Clinical Lead, Michelle, remembers the shift from first to second year clearly: “The big difference for me was the change in responsibility, it’s like you’ve gone from being new to being only two years away from qualifying. It’s exciting but it’s so easy to be overwhelmed.”
Now’s the time to identify where your weaknesses lie and make these the focus of the year. Not sure what your weaknesses are? Think about what truly scares you– is it contributing to handovers or team meetings? Writing essays? Communicating with your patients’ relatives?
“If something scares you, make it your mission to change that.”

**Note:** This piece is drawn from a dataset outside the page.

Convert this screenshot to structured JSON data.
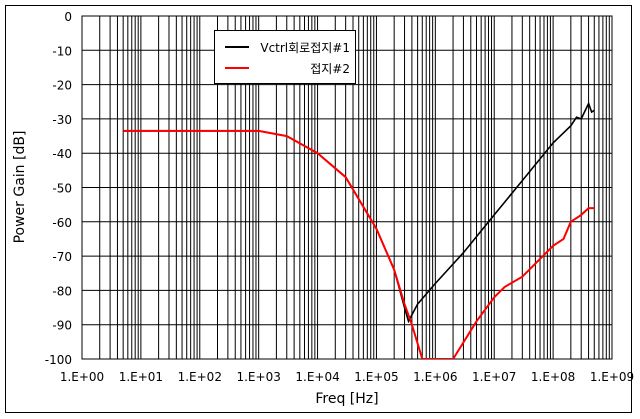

If something scares you, make it your mission to change that. Second year is your opportunity to find out what you need to work on, and the only way to turn your weaknesses into strengths is to step out of your comfort zone.
“I knew I’d have to start giving injections in second year,” recalls Michelle. “Somehow I’d got away with never giving one in first year but I didn’t want to get to the end of the course and still be scared. As soon as I started placement I told my mentor this was something I wanted to work on. By the time I was qualified, I was the (self-titled) Depot Queen!”
There’s no getting around it, you will have more academic work and your placements will expect more of you. You will need to step-up a gear but did you really want to stay in first (year and gear)?
Embrace the new opportunities that are about to come your way, you’ve survived your first year of nursing. You can do this.